The impact that Nkululeko and Juliet made in their host community during their exchange year was far reaching, and community members took notice of their efforts to serve their host community. After being elected by their college peers to serve as Vice President and Secretary for the Student Government Association at Fox Valley Technical College, Nkululeko and Juliet worked hard to get students involved on campus and in college life. Their motivation to act as agents of change after their exchange year inspired the local community and gained the support of U.S. community members including the President and Vice President of Fox Valley Technical College, Fox Cities Community Credit Union, various instructors at FVTC and other schools, and several churches.

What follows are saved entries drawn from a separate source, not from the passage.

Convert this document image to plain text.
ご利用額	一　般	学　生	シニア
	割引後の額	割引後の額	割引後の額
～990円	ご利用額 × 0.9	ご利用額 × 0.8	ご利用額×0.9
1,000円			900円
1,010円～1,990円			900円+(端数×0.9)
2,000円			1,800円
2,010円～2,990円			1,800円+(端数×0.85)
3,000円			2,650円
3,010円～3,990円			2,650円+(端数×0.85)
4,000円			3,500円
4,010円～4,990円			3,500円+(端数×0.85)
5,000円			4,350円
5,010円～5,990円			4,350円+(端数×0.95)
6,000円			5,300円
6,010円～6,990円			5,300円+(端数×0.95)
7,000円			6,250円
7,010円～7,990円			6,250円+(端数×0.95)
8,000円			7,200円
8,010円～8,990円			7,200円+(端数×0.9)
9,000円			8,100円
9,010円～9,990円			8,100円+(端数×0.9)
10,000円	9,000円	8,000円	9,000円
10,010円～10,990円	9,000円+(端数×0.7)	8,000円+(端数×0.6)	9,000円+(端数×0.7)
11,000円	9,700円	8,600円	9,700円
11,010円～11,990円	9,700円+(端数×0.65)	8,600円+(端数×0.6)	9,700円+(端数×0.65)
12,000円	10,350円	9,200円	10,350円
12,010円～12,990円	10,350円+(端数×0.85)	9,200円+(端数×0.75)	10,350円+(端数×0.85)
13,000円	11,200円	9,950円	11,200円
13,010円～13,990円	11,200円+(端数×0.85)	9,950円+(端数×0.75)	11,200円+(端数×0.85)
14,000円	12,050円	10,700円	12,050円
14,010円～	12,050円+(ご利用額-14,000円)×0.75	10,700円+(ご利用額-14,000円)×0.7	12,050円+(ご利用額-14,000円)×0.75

One U.S. community member was so motivated by their work, that she started a GoFundMe page to help raise funds to send the computers abroad and recently their project was featured on the local news.When asked about Fox Valley Technical College’s decision to help the cause by donating 40 computers to South Africa, Fox Valley Tech IT Manager Brent Schuettpelz said, “When these two approached us about what they were doing in South Africa, I think it was just a no brainer to say yeah let’s think how we can help you.”
Victor and Juliet’s efforts have even inspired the Global Education and Services at Fox Valley Technical College to work on a Study Abroad program for U.S. students who are studying IT to go to South Africa and provide upkeep, teaching and other services to Nkululeko and Juliet’s labs, once they are established. CCI Program Coordinator Allisen Stojanovic says, “It is a great partnership we are looking forward to building.”
Over the next month, Nkululeko and Juliet will be working on shipping the donated computers to South Africa and will continue to create and enhance computer skills training opportunities in South Africa and Brazil.